Note that a catalyst decreases the activation energy for both the forward and the reverse reactions and hence accelerates both the forward and the reverse reactions. you can also check out more blogs about 619-58-9. SDS of cas: 619-58-9.

Let¡¯s face it, organic chemistry can seem difficult to learn. Especially from a beginner¡¯s point of view. Like 88-67-5, Name is 2-Iodobenzoic acid. In a document, author is Lisa, Thomasz, introducing its new discovery. HPLC of Formula: C7H5IO2.

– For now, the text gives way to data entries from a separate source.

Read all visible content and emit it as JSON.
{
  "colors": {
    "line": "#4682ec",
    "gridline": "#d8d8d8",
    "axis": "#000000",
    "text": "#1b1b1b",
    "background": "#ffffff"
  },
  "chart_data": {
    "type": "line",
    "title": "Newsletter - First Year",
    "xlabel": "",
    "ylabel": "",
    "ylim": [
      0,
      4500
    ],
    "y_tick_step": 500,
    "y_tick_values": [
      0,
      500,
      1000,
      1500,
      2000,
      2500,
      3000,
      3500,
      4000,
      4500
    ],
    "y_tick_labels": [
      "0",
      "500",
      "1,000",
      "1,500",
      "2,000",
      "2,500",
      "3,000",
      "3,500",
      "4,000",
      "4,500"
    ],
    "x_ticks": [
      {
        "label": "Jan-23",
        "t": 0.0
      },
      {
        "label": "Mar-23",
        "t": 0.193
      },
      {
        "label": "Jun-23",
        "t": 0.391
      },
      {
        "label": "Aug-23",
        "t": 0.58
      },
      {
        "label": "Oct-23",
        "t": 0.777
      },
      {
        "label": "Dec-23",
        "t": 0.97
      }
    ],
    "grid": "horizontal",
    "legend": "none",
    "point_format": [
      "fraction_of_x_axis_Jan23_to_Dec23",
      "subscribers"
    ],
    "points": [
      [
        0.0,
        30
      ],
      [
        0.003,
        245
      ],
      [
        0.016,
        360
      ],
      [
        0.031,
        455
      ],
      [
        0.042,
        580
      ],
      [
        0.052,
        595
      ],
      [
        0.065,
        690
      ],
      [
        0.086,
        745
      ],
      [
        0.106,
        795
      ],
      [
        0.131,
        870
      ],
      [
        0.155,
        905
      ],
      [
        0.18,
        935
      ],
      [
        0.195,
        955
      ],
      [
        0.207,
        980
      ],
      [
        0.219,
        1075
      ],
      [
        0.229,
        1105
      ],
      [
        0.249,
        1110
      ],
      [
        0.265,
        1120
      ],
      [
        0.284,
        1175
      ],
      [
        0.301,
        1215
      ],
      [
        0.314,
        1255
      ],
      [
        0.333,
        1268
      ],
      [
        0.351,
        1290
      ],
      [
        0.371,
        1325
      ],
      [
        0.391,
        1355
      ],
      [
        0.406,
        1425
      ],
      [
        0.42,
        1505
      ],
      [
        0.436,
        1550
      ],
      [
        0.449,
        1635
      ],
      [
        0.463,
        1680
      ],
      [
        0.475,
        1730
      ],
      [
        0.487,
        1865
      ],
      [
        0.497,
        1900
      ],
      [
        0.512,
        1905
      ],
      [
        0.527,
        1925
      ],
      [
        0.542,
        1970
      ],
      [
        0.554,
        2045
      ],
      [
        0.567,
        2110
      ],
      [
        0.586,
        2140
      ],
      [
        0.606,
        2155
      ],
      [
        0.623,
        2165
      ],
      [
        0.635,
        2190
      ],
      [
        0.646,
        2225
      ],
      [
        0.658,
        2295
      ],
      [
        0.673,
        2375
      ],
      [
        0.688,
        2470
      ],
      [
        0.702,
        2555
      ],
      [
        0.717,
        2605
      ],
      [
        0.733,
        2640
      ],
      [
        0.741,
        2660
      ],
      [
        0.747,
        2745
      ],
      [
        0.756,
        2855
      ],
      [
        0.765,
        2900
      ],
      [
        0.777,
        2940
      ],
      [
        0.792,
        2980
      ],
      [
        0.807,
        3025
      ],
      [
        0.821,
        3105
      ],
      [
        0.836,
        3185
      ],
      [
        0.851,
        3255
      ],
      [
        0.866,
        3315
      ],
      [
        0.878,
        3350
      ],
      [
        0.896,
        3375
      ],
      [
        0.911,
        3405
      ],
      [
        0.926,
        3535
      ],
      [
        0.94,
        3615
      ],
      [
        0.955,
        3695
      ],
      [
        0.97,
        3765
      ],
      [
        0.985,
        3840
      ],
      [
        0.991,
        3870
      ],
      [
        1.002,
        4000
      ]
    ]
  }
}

6 Iodo-delta-lactone reproduces many but not all the effects of iodide

Background: Iodide has direct effects on thyroid function. Several iodinated lipids are biosynthesized by the thyroid and they were postulated as intermediaries in the action of iodide. Among them 6 iodo-delta-lactone (IL-delta) has been identified and proposed to play a role in thyroid autoregulation. The aim of this study was to compare the effect of iodide and IL-delta on several thyroid parameters. Methods: Thyroid bovine follicles were incubated with the different compounds during three days. Results: KI and IL-delta inhibited iodide uptake, total protein and Tg synthesis but only Kt had an effect on NIS and Tg mRNAs levels. Both compounds inhibited Na+/K+ ATPase and deoxy-glucose uptake. As PAX 8, FOXE 1 and TITF1 are involved in the regulation of thyroid specific genes their mRNA levels were measured. While iodide inhibited the expression of the first two, the expression of TITF1 was stimulated by iodide and IL-delta had no effect on these parameters. Conclusion: These findings indicate that IL-delta reproduces some but not all the effects of excess iodide. These observations apply for higher micromolar concentrations of iodide while no such effects could be demonstrated at nanomolar iodide concentrations. (C) 2010 Elsevier Ireland Ltd. All rights reserved.

I hope this article can help some friends in scientific research. I am very proud of our efforts over the past few months and hope to 88-67-5 help many people in the next few years. HPLC of Formula: C7H5IO2.